Las tragedias no tienen partido. Eso es cierto. Pero la repetición de incidentes en los últimos años no pasa desapercibida. Línea 12 del Metro en 2021. Descarrilamientos del Tren Maya en 2024 y 2025. Y ahora el Tren Interoceánico. Todos ocurrieron bajo gobiernos de Morena.

PRISAS ANTES QUE CALIDAD

El Tren Interoceánico se vendió como un proyecto estratégico para detonar el desarrollo del sureste. Pero desde el inicio caminó con vicios. Entre 2019 y 2023, la Auditoría Superior de la Federación emitió varias auditorías con observaciones graves.

En 2019 documentó planeación deficiente y obras iniciadas sin estudios técnicos completos. En 2020 detectó pagos en exceso, materiales cobrados y no colocados, y rieles de menor calidad pagados como si fueran de mayor resistencia.

En 2021 y 2022 volvió a encontrar cobros por maquinaria inexistente y conceptos no comprobados. En 2023, el monto de irregularidades sin aclarar superó los 28 millones de pesos, con personal fantasma, sobrecostos y supervisión inexistente.

Con tantas advertencias sobre la mesa, nadie quiso escuchar. Y tan evidentes eran que esta semana tres víctimas del descarrilamiento presentaron una denuncia ante la FGR citando esas auditorías.

OBRAS QUE NO DESPEGAN

El obradorismo privilegió la inauguración rápida que la calidad a largo plazo. Ahí está el AIFA. Se prometió como una ciudad aeroportuaria. Hoy no mueve ni la mitad de los pasajeros proyectados y opera muy por debajo de su capacidad, sostenido más por discurso que por demanda real.

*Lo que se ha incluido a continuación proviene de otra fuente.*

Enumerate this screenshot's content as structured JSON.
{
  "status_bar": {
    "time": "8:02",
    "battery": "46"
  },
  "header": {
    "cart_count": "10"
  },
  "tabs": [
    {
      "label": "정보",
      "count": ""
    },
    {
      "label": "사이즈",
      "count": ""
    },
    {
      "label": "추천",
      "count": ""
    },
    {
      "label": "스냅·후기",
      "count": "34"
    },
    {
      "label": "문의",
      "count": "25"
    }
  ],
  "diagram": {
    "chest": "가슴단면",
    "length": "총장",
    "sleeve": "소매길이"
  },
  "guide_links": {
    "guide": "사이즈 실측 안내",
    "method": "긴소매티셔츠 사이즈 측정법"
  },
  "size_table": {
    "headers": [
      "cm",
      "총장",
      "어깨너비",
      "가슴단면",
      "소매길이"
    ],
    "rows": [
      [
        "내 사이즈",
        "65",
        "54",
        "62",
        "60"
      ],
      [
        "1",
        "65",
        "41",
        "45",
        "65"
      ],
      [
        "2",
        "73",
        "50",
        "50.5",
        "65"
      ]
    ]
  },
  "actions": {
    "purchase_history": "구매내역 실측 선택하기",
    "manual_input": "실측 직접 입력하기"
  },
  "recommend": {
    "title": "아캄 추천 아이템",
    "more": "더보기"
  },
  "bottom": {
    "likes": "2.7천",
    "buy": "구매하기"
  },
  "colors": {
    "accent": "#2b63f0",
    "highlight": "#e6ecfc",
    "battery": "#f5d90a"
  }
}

El Tren Maya va por el mismo camino. Opera con números bajos y depende de subsidios millonarios. No es rentable, no lo será pronto y exige dinero público constante para sobrevivir. Se inauguró antes de estar listo, como símbolo político más que como proyecto sólido. Ahora se busca que sea también tren de carga para mejorar sus números con nuevas inversiones millonarias.

Para el gobierno anterior, cortar listones importó más que revisar planos, materiales y sistemas de seguridad.

NI INVERSIÓN NI SEGURIDAD

Lo más grave es que mientras se concentraban recursos en estas megaobras, el gasto total en infraestructura cayó a su mínimo histórico.

A noviembre de 2025, México Evalúa documentó que la inversión pública ronda apenas el 2% de nuestra economía. Hace unos años era casi el doble. Hoy ni se invierte lo suficiente ni lo poco que se invierte se ejecuta bien.

Con Sheinbaum en la Presidencia, el margen de maniobra es corto, pero urgente. Su gobierno insiste en los trenes de pasajeros, así que la seguridad operativa debe ser prioridad absoluta. Certificaciones internacionales, mantenimiento real y supervisión independiente. Sin excepciones.

Otro buen comienzo es atender lo básico. Carreteras federales renovadas a fondo, no parches por encimita. También seguridad en caminos con apoyo real de la Guardia Nacional.

Los mexicanos merecen infraestructura que funcione todos los días, no sólo el día de la inauguración. Nadie merece vivir con el miedo de si llegarán sanos y salvos a casa. Y eso, en cualquier país que se diga serio, debería ser lo mínimo.

EL DATO INCÓMODO

México tiene la gasolina más cara entre el top 10 mundial de grandes consumidores, según El Economista. En promedio nos cuesta 23.37 pesos por litro. Del total, casi la mitad (10.28 pesos) son impuestos.